If it goes as planned, Canadians will come out of it with a national dental program. Talks are underway to enshrine current Early Childcare agreements into law, like medicare. The rapid housing initiative will get another year extension and the Liberals will look into changing the definition of affordable housing — presumably to make it more accessible.
I’ve previously pointed out the last federal election was a complete waste of time and money and stand by that, so it’s a welcome fact we won’t be subject to electioneering while we navigate the Ukraine crisis, further Covid-19 developments and the energy transition, all of which need a steady hand at the wheel if we’re going to come out of these scenarios intact.
Of course, those left out of the deal are crying bloody murder, even though this effectively gives them an opportunity to clean up their own internal affairs and prepare a coherent strategy for the next election.
But for their loyal supporters demanding outrage, they must play the part.
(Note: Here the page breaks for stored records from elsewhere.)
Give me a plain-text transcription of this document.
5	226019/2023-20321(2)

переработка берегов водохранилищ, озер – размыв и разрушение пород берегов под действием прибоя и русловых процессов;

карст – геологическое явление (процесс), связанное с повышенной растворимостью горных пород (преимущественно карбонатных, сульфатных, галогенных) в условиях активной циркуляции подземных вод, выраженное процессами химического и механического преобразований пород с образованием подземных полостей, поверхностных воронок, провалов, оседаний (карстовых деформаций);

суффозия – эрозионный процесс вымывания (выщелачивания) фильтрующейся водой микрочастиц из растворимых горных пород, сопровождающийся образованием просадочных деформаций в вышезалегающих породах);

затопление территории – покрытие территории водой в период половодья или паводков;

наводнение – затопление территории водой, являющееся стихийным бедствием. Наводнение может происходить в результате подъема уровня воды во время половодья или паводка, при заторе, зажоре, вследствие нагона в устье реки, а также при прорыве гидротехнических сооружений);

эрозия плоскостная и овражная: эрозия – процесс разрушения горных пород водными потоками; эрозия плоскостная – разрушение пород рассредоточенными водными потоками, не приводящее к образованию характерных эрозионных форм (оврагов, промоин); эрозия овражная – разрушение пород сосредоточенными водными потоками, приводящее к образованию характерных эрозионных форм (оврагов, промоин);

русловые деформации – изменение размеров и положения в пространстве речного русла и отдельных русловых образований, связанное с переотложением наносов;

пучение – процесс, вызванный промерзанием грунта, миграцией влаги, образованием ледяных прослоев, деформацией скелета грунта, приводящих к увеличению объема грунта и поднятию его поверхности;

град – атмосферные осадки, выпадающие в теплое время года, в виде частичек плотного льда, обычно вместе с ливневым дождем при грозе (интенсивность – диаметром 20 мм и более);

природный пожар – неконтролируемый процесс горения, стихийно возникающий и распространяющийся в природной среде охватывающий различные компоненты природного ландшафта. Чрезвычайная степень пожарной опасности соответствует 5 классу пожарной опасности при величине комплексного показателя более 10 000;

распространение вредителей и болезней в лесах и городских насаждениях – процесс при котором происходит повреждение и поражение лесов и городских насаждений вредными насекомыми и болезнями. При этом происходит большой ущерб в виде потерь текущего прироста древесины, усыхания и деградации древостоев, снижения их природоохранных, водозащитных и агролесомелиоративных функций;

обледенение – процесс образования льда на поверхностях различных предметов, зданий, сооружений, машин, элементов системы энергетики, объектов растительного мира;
Which is a serious problem.
In reality, these sort of deals are normal in the Westminster Parliamentary System and happen without incident in Commonwealth nations across the planet. Many countries operate in minority parliaments at least half the time. The idea this is anything other than normal politics is nonsense.
By making this something it isn’t, the Conservatives risk re-igniting the western outrage that erupted when Stéphane Dion and Jack Layton agreed to a coalition government in 2008, only to be stopped by Stephen Harper proroguing parliament — which was also a legal play. The widespread display of public ignorance was alarming then. To try and rekindle it in 2022 is downright dangerous.
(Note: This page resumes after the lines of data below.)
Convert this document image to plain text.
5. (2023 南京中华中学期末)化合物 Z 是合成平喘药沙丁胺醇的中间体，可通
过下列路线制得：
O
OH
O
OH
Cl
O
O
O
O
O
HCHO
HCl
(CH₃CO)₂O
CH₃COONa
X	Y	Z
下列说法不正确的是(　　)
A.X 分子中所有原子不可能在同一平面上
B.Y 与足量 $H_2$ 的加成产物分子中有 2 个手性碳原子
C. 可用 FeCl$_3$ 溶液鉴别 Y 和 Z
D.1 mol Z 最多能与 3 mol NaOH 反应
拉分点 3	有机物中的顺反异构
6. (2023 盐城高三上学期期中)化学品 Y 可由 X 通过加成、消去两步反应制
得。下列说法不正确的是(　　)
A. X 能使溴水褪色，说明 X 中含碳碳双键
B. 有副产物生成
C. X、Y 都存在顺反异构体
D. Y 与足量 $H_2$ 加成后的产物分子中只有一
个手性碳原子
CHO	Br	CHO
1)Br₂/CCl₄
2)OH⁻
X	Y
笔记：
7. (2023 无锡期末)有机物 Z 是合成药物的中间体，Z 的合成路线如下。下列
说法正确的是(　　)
One would hope that after years of anti-science and anti-liberal rhetoric escalated into a mob occupying central Ottawa for three weeks and blockading several key trade corridors, responsible leaders would take pause to re-examine how they’re leading.
But that doesn’t seem to be the case, which is bad news for the Conservatives and democracy in general. The more they nurture the rage-bubble many of their followers live in, the less chance of meaningful dialogue with the growing number of us outside it. It also prevents conservative parties from doing their job of providing voters with reasonable set of choices to respond to the problems our society currently faces.
Ask yourself — what is the conservative answer to climate change? Labour displacement from automation? Reconciliation? Systematic racism? We hear plenty of what’s wrong with solutions being implemented, but little in the way of better ideas. At best, we get half-solutions experts quickly rip apart, which is then dismissed as media bias instead of poor policy planning.
It wasn’t always this way. For example, Brian Mulroney was once called Canada’s greenest prime minister and led the global charge to end apartheid in South Africa. John Diefenbaker signed off on the project that became Inuvik.
But by constantly playing the outrage card, modern Conservatives are in serious danger of making themselves politically irrelevant. We need leadership, not rhetoric.